Each week there sits in front of us a mixture of Presbyterians, Baptists, Lutherans and Catholics, along with Pentecostals and many garden variety, non-churchgoers. How are we to preach Jesus? What is the point of our ministry? As I came across today’s verse in a devotional plan that I am following with a friend, I thought, “This is it!” When we are sharing the good news of salvation through the cross and the love of God, there is no great goal than seeing people respond with a pure heart, a good conscience and a sincere faith. Does this mean dancing around biblical doctrines, excusing sin or altering the foundation of salvation through Jesus? Absolutely not! But it does mean that we have no time to quibble about different backgrounds, various traditions or minor differences. There is precious little time left in the lives of our members and every moment that God gives us with them counts. The thing I missed most this past week was the butterfly release at Life Care. I was told that each person was given a tiny box with a living butterfly and in memory of those who have passed away this past year, everyone opened their container and released their butterfly.

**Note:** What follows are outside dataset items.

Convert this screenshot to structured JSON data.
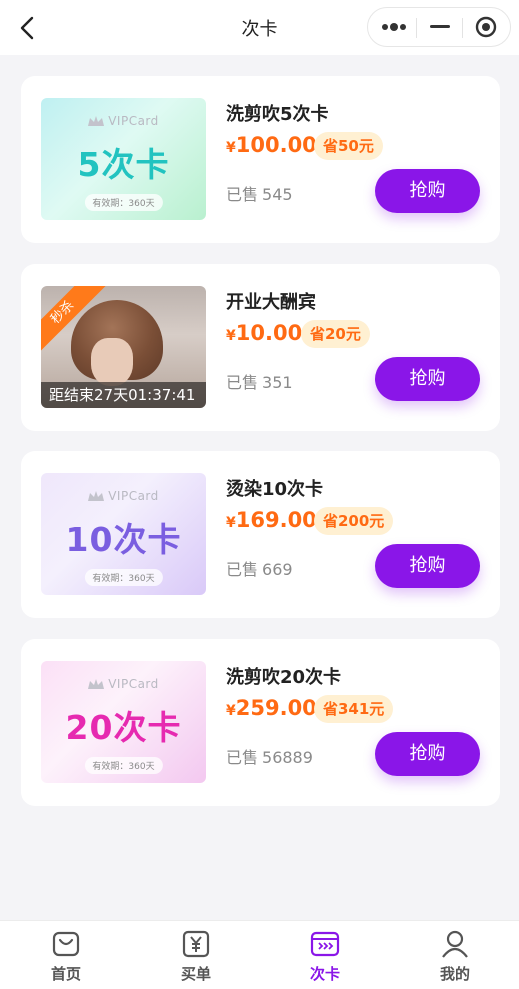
{
  "header": {
    "title": "次卡"
  },
  "products": [
    {
      "name": "洗剪吹5次卡",
      "currency": "¥",
      "price": "100.00",
      "save": "省50元",
      "sold_label": "已售",
      "sold": "545",
      "buy": "抢购",
      "thumb": {
        "type": "card",
        "brand": "VIPCard",
        "card_title": "5次卡",
        "validity": "有效期：360天",
        "title_color": "#22c3c0"
      }
    },
    {
      "name": "开业大酬宾",
      "currency": "¥",
      "price": "10.00",
      "save": "省20元",
      "sold_label": "已售",
      "sold": "351",
      "buy": "抢购",
      "thumb": {
        "type": "photo",
        "badge": "秒杀",
        "countdown": "距结束27天01:37:41"
      }
    },
    {
      "name": "烫染10次卡",
      "currency": "¥",
      "price": "169.00",
      "save": "省200元",
      "sold_label": "已售",
      "sold": "669",
      "buy": "抢购",
      "thumb": {
        "type": "card",
        "brand": "VIPCard",
        "card_title": "10次卡",
        "validity": "有效期：360天",
        "title_color": "#7a5ee0"
      }
    },
    {
      "name": "洗剪吹20次卡",
      "currency": "¥",
      "price": "259.00",
      "save": "省341元",
      "sold_label": "已售",
      "sold": "56889",
      "buy": "抢购",
      "thumb": {
        "type": "card",
        "brand": "VIPCard",
        "card_title": "20次卡",
        "validity": "有效期：360天",
        "title_color": "#e62ab0"
      }
    }
  ],
  "tabbar": [
    {
      "label": "首页",
      "icon": "bag-icon",
      "active": false
    },
    {
      "label": "买单",
      "icon": "yen-icon",
      "active": false
    },
    {
      "label": "次卡",
      "icon": "card-icon",
      "active": true
    },
    {
      "label": "我的",
      "icon": "user-icon",
      "active": false
    }
  ],
  "colors": {
    "accent": "#8a16e8",
    "price": "#ff6a13",
    "save_bg": "#fff0d2"
  }
}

I thought how much that act was like sharing Christ at the nursing homes has been over these last thirty-five years. I have to the best of my ability given to them the love of Christ in both message as well as in friendship. I am also reminded that just like those butterflies, we all will soon fly off to Heaven or Hell. But in the meantime, I know that God, for His own reasons has entrusted me and many, many others with the responsibility of preaching Jesus Christ to anyone who will listen in places most of the world has forgotten and to pray that as their own box opens, that they have learned to love God with pure hearts, forgive and ask forgiveness from others with a clean conscience and trust in Jesus with all their hearts.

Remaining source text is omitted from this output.